Last week purchase loan application volume rose 2% compared with the previous week, according to the Mortgage Bankers Association’s seasonally adjusted index. This jibes with anecdotal comments from real estate agents that they are seeing higher-than-normal early January demand. Applications were still 17% lower than the same week one year ago, but some of that is due to much lower supply in the market. Supply usually increases in December, but it did not last month.
This, as the average contract interest rate for 30-year fixed-rate mortgages with conforming loan balances ($647,200 or less) increased to 3.52% from 3.33%, with points decreasing to 0.45 from 0.48 (including the origination fee) for loans with a 20% down payment. That is the highest rate since March 2020. It was 64 basis points lower the same week one year ago.

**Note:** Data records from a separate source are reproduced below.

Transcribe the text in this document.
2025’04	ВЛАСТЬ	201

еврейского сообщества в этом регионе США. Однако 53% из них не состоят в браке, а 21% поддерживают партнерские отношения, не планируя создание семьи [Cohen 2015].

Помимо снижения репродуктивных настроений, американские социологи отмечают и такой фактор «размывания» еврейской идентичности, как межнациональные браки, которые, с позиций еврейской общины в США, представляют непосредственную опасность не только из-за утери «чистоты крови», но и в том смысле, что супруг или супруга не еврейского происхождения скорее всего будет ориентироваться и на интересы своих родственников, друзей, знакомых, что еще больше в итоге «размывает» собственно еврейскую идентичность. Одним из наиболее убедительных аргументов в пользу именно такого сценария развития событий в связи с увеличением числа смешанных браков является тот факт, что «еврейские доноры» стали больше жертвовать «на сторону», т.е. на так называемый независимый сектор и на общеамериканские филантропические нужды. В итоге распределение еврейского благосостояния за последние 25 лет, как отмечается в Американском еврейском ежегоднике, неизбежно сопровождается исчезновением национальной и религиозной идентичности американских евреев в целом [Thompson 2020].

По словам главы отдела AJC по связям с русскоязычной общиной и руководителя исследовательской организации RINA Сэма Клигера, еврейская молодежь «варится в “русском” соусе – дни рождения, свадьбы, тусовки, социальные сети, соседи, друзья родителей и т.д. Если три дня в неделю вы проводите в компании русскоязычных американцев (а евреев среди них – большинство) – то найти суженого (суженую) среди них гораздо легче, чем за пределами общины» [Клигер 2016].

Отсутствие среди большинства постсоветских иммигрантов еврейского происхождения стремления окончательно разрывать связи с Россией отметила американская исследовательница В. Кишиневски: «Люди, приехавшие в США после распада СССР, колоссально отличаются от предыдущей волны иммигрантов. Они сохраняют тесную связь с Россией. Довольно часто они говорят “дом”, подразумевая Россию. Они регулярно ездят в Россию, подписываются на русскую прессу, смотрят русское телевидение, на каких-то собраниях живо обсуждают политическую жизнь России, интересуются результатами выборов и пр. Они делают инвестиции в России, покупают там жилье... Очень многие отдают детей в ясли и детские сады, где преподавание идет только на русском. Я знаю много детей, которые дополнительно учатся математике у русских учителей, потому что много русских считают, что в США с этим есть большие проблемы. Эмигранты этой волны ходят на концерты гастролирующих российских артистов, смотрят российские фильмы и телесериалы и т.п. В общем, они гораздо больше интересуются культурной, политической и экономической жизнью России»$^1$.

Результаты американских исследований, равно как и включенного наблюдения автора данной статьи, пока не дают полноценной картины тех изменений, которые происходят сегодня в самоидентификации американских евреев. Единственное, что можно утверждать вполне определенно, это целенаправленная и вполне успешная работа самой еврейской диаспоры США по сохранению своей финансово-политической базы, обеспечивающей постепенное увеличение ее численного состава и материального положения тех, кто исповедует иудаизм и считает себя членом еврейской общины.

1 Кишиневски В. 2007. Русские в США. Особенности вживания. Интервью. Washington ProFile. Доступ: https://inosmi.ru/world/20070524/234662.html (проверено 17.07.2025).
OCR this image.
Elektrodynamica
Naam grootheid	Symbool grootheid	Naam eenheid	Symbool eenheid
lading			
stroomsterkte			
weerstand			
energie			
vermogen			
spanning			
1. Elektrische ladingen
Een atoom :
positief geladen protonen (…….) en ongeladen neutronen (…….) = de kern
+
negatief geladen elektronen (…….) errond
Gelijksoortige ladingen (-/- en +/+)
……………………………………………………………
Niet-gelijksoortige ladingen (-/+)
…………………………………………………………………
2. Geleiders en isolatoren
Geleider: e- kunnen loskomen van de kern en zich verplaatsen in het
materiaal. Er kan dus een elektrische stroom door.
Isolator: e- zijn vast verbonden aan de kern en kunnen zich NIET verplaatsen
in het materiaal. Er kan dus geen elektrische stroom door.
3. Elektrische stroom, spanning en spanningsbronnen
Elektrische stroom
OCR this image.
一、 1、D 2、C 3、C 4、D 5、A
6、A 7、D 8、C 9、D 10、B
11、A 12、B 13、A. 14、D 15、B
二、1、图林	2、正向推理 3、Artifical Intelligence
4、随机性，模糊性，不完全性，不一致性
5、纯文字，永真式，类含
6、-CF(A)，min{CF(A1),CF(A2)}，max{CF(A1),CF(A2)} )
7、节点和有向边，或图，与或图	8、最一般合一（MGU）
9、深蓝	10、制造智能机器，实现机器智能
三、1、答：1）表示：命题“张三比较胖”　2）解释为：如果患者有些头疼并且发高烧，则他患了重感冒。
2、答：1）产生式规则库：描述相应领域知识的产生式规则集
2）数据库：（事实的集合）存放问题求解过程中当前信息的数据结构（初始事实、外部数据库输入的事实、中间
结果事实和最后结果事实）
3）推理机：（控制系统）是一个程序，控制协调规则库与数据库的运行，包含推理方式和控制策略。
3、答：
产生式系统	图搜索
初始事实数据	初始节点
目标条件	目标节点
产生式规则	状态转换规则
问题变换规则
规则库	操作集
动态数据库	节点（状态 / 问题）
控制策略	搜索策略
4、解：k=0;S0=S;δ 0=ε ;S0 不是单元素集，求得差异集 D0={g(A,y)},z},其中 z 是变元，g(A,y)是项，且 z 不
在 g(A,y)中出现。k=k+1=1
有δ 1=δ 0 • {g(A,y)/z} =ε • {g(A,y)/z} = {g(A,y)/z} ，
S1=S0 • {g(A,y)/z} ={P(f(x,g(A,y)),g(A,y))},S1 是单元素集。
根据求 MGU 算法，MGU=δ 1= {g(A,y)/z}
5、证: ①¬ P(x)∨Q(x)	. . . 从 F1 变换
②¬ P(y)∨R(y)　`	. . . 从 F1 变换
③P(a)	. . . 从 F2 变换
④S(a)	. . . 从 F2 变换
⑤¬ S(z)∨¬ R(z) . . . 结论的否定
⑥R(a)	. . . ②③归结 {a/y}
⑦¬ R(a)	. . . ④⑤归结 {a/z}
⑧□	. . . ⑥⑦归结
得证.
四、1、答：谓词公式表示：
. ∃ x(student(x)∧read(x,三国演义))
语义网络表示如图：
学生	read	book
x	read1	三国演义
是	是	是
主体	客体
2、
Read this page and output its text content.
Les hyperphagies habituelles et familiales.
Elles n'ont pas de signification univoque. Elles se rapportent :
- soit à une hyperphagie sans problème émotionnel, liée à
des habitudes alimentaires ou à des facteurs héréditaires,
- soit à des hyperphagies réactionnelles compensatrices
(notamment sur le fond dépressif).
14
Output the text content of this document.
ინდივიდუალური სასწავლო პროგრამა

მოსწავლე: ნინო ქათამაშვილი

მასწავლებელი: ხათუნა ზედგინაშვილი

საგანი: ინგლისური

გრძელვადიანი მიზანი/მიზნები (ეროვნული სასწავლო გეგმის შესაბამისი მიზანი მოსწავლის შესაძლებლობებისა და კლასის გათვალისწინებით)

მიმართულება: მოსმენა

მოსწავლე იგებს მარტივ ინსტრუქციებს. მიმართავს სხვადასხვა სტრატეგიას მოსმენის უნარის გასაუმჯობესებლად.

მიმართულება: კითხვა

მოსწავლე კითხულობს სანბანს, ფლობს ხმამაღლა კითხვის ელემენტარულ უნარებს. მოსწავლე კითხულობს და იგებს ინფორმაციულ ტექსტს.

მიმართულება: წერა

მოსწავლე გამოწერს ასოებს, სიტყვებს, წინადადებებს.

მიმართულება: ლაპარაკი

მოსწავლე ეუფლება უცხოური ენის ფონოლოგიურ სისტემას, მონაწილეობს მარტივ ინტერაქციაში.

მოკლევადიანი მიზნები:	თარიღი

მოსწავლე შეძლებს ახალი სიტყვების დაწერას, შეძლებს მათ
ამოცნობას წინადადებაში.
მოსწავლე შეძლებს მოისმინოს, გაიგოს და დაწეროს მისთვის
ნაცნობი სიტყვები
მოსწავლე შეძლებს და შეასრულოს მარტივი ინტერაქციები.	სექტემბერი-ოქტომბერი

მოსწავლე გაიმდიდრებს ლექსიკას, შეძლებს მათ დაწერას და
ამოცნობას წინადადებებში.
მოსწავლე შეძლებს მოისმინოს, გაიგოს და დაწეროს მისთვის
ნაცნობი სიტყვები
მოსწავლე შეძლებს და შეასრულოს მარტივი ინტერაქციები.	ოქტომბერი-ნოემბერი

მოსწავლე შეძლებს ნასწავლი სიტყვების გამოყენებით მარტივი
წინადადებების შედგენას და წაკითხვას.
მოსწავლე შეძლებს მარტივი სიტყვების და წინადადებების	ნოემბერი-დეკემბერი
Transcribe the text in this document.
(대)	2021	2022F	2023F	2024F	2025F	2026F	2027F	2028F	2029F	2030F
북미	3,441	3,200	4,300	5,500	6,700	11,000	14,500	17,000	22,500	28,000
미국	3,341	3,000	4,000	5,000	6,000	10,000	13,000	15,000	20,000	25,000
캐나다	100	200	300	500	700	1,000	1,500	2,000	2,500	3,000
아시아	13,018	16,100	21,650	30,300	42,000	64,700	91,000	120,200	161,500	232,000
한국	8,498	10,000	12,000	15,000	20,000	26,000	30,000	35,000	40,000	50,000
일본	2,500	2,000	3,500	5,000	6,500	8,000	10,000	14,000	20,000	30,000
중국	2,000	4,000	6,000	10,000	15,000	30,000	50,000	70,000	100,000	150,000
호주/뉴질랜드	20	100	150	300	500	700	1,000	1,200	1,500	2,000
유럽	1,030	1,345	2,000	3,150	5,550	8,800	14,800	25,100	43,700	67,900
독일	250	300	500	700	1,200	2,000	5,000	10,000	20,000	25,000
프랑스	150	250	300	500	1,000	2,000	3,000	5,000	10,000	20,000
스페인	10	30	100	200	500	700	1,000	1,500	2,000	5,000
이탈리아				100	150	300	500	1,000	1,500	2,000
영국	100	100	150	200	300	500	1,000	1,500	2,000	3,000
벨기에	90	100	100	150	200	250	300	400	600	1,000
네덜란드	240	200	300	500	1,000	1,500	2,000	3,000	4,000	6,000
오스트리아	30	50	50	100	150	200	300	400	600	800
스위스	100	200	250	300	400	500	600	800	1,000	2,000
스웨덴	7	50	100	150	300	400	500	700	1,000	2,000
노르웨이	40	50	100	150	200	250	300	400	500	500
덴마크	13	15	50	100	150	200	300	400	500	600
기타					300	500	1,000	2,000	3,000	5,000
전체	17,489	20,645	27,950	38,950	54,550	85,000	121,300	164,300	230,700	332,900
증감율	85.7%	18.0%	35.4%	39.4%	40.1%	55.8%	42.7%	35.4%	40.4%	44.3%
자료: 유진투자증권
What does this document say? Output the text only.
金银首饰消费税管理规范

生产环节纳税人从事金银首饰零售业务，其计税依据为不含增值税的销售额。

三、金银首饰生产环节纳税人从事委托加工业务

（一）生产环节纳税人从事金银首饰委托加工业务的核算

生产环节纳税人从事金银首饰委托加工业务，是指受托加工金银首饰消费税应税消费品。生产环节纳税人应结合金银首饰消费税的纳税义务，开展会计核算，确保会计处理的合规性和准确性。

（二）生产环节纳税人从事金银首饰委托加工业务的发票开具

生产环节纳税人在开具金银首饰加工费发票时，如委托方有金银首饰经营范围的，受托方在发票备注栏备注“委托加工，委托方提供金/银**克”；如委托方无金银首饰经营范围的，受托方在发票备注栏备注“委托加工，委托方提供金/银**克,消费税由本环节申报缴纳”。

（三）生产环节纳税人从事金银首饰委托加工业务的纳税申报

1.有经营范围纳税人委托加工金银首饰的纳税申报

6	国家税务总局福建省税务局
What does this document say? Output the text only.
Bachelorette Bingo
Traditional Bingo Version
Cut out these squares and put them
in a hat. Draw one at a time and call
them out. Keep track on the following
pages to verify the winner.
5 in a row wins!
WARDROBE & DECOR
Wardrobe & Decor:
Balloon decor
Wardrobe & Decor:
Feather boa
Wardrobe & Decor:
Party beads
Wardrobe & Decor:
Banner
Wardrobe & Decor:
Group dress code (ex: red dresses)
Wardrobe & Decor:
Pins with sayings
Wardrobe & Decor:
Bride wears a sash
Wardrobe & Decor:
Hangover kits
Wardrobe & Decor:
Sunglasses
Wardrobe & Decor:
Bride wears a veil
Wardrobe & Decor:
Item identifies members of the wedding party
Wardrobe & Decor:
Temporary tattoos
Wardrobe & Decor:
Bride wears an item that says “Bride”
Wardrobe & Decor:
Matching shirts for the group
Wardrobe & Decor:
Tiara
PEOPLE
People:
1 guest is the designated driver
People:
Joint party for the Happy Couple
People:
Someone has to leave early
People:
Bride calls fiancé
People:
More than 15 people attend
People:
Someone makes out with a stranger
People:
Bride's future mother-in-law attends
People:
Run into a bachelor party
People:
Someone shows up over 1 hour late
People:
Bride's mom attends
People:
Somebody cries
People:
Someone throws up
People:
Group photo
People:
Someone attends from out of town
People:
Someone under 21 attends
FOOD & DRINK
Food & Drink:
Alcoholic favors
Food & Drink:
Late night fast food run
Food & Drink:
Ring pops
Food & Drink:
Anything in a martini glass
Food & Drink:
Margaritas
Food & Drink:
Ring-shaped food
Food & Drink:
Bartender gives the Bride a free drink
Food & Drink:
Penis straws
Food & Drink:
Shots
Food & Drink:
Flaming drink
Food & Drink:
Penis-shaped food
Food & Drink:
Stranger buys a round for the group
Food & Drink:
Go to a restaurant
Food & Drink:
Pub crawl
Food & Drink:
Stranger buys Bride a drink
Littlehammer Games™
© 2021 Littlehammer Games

“Mortgage rates increased significantly across all loan types last week as the Federal Reserve’s signaling of tighter policy ahead pushed U.S. Treasury yields higher,” said Joel Kan, an MBA economist. “The housing market started 2022 on a strong note. Both conventional and government purchase applications showed increases, with FHA purchase applications increasing almost 9%, and VA applications increasing more than 5%.”
FHA and VA loans are low and no down payment options often used by first-time buyers.
Applications to refinance a home loan fell 0.1% from the previous week and were 50% lower than the same week one year ago. Refinance volume is now at the lowest level in more than a month. As mortgage rates rise, fewer and fewer borrowers can benefit from a refinance.
Mortgage rates rose sharply on Monday of this week, according to Mortgage News Daily, but settled back slightly on Tuesday.
“The big question now is whether the worst is now over for this abrupt move toward higher rates. The answer is a definitive ‘maybe!’ It might even be ‘probably,'” wrote Matthew Graham, chief operating officer at Mortgage News Daily. “Unfortunately, that doesn’t mean rates can’t go higher, simply that the pace may be moderating from here.”